Interesting though it is in its own terms, Aquatopia has close links to other exhibitions on related themes. One was at Nottingham Contemporary itself in 2010 – Uneven Geographies: Art and Globalisation. More directly, perhaps, the Hydrarchy: Power and Resistance at Sea exhibition at London’s Gasworks Gallery, again in 2010, has considerable overlaps with Aquatopia. What both of these earlier shows had (and here I must declare an interest, because I was directly involved in both) that Aquatopia seems to lack, was an engaged critique, both within the exhibited objects and in the show as a whole. Both were concerned with the power of the sea – both as a natural force and as an arena for the playing out of human struggles. Aquatopia sits rather oddly in connection to these earlier shows partly because (as far as I could see anyway) neither are mentioned in the Aquatopia literature (though that may change when the catalogue is published), but more importantly because it does not seem to develop the themes they opened up. Having brought the enormous topic of the ocean into the gallery as a profoundly political problem, Aquatopia seems to pull back – content to drift among the objects without direction.
The overall effect is that of a ‘cabinet of marine curiosities’ which, coming after Mark Leckey’s, The Universal Addressibility of Dumb Things, is very much in keeping with a curatorial style at Nottingham Contemporary.

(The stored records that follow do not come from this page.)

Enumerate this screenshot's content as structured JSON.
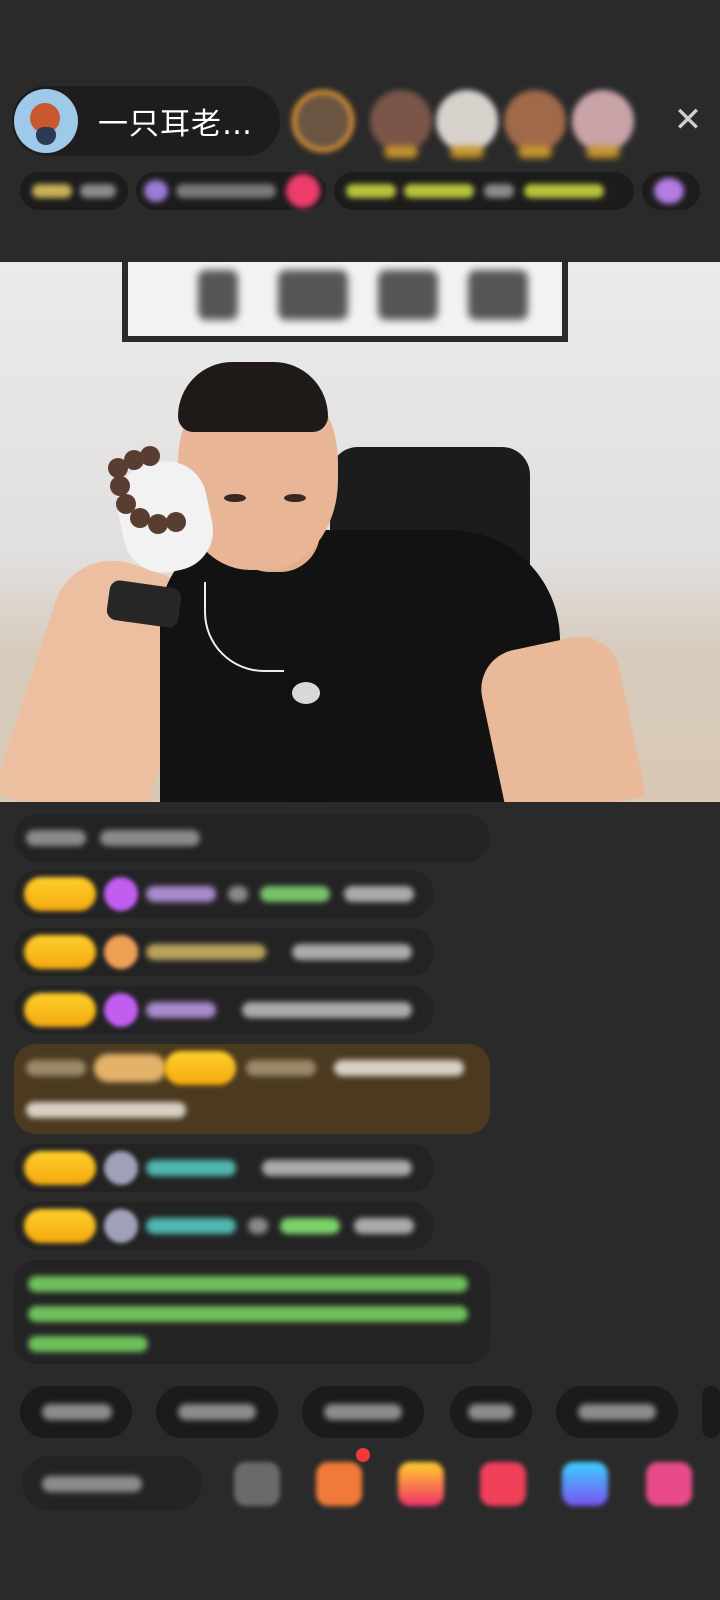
{
  "header": {
    "host_name": "一只耳老…",
    "close_icon": "close-icon"
  },
  "viewers": {
    "count_visible": 5
  },
  "colors": {
    "background": "#2a2a2b",
    "level_badge": "#ffc21f",
    "announce_bg": "#4b3a20",
    "green_text": "#7bd36a"
  },
  "icons": [
    "close-icon",
    "gift-icon",
    "treasure-icon",
    "heart-icon",
    "game-icon",
    "more-icon"
  ]
}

Popular and effective though this has certainly proved, I cannot help but wonder whether at a certain point it starts to emulate the original just a little too much – that patrician and often imperialistic amalgamation of stuff from all over the place that was the original cabinet of curiosities.
I am not suggesting here that an exhibition ought to be either preachily moralistic or overly didactic – both should be avoided at all costs. But neither of the earlier exhibitions mentioned above were like that (and there are many others one could mention here too) but still managed to convey a sense of engaged purpose. Aquatopia is lovely and often fun, but lacks sufficient shape as an intellectual project to give the audience much to respond to. Tha various events and talks that are associated with the exhibition will go some way to mitigating this – particularly, I suspect, Phil Steinberg’s two contributions in September – but these are only ever seen by a minority of the audience. Ultimately the message seems to be that the ‘deep ocean’ is strange and important, but not really why. As the Foucault-inflected will no doubt point out over and over again, the sea is a ‘heterotopia’, but what that means and why that matters really needs more thorough exploration.